No conjunto das entrevistas com os conselheiros, o quadro que se extrai é o de que o CT está em um lugar intersticial, entre a lógica normativa do direito e as moralidades do mundo da vida. Tal condição intersticial pode ajudar a explicar parte dos ruídos acima identificados na relação do Conselho com os demais agentes da rede; e até mesmo os conflitos de competência com o MP, acima aludidos.

Com efeito, os conselheiros partilham um código intelectual caro ao campo do Direito, adotando uma concepção normativa do ECA. Na parte da análise que se circunscreve à percepção do direito da criança, fica evidente esse risco do CT se autojudicializar, o que não é sem consequências quando se considera que seu papel deve ser o de atuar como mediador entre o campo do direito e o mundo da vida, aproximando o sistema judicial de configurações que muitas vezes estão mergulhadas na moralidade das tramas familiares e nos conflitos que envolvem a vizinhança e a escola. A rigor, o CT pode ser entendido como um ator que atua na fronteira entre a judicialização e a juridicização9.

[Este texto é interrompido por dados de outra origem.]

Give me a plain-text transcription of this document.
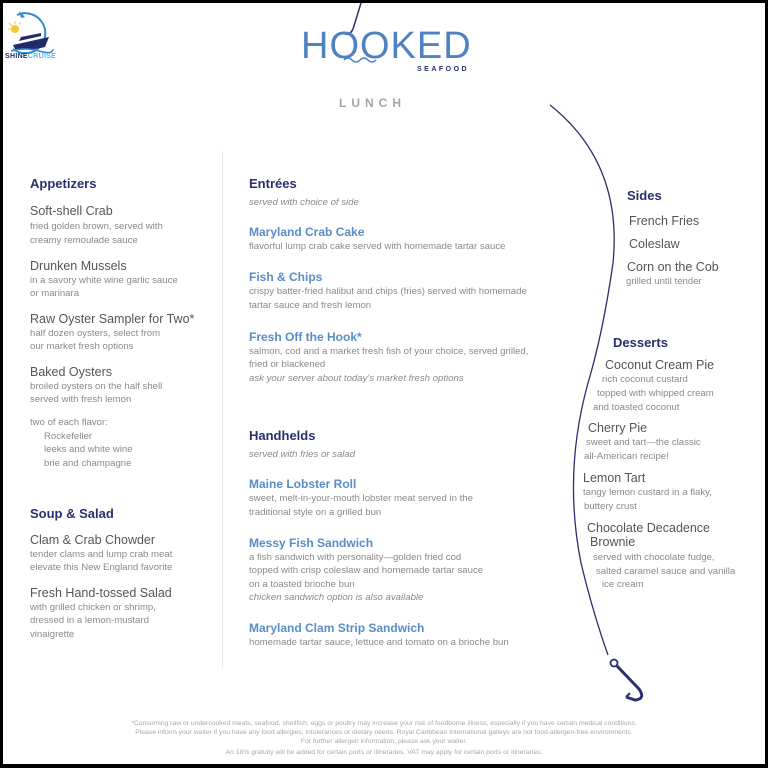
SHINECRUISE	HOOKED
SEAFOOD
LUNCH
Appetizers
Soft-shell Crab
fried golden brown, served with
creamy remoulade sauce
Drunken Mussels
in a savory white wine garlic sauce
or marinara
Raw Oyster Sampler for Two*
half dozen oysters, select from
our market fresh options
Baked Oysters
broiled oysters on the half shell
served with fresh lemon
two of each flavor:
Rockefeller
leeks and white wine
brie and champagne
Soup & Salad
Clam & Crab Chowder
tender clams and lump crab meat
elevate this New England favorite
Fresh Hand-tossed Salad
with grilled chicken or shrimp,
dressed in a lemon-mustard
vinaigrette
Entrées
served with choice of side
Maryland Crab Cake
flavorful lump crab cake served with homemade tartar sauce
Fish & Chips
crispy batter-fried halibut and chips (fries) served with homemade
tartar sauce and fresh lemon
Fresh Off the Hook*
salmon, cod and a market fresh fish of your choice, served grilled,
fried or blackened
ask your server about today's market fresh options
Handhelds
served with fries or salad
Maine Lobster Roll
sweet, melt-in-your-mouth lobster meat served in the
traditional style on a grilled bun
Messy Fish Sandwich
a fish sandwich with personality—golden fried cod
topped with crisp coleslaw and homemade tartar sauce
on a toasted brioche bun
chicken sandwich option is also available
Maryland Clam Strip Sandwich
homemade tartar sauce, lettuce and tomato on a brioche bun
Sides
French Fries
Coleslaw
Corn on the Cob
grilled until tender
Desserts
Coconut Cream Pie
rich coconut custard
topped with whipped cream
and toasted coconut
Cherry Pie
sweet and tart—the classic
all-American recipe!
Lemon Tart
tangy lemon custard in a flaky,
buttery crust
Chocolate Decadence
Brownie
served with chocolate fudge,
salted caramel sauce and vanilla
ice cream
*Consuming raw or undercooked meats, seafood, shellfish, eggs or poultry may increase your risk of foodborne illness, especially if you have certain medical conditions.
Please inform your waiter if you have any food allergies, intolerances or dietary needs. Royal Caribbean International galleys are not food-allergen-free environments.
For further allergen information, please ask your waiter.
An 18% gratuity will be added for certain ports or itineraries. VAT may apply for certain ports or itineraries.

Os conselheiros parecem conscientes de que, se penderem para o polo jurídico, perdem em capacidade de mediação, afastando-se dos atores que operam diretamente no mundo da vida. Quando se analisa mais detidamente sua percepção sobre a rede, verifica-se que os profissionais do CT posicionam o órgão como mediador de linguagem, evitando se colocarem como atores jurídicos. De fato, a percepção da rede pelo CT evidencia a necessidade de transformar o ECA em uma linguagem que, como vimos, não é inteiramente compreendida por outros atores, como a escola, por exemplo. Observa-se também que essa atuação em rede está sempre referida a casos concretos, na medida em que se espera dessa agência uma atenção às singularidades da situação de cada criança e adolescente, ainda que ele também possa, ao menos em tese, propor políticas públicas.

Na passagem a seguir, ao responder a uma pergunta sobre as denúncias recebidas pelo “disque denúncia”, uma das conselheiras entrevistadas fala das providências que o CT toma e da sua relação com o MP e o Judiciário, deixando claro que sua atribuição não é jurídica, e que somente em último caso ingressa com “requisição”, que seria um expediente para acionar a esfera jurídica.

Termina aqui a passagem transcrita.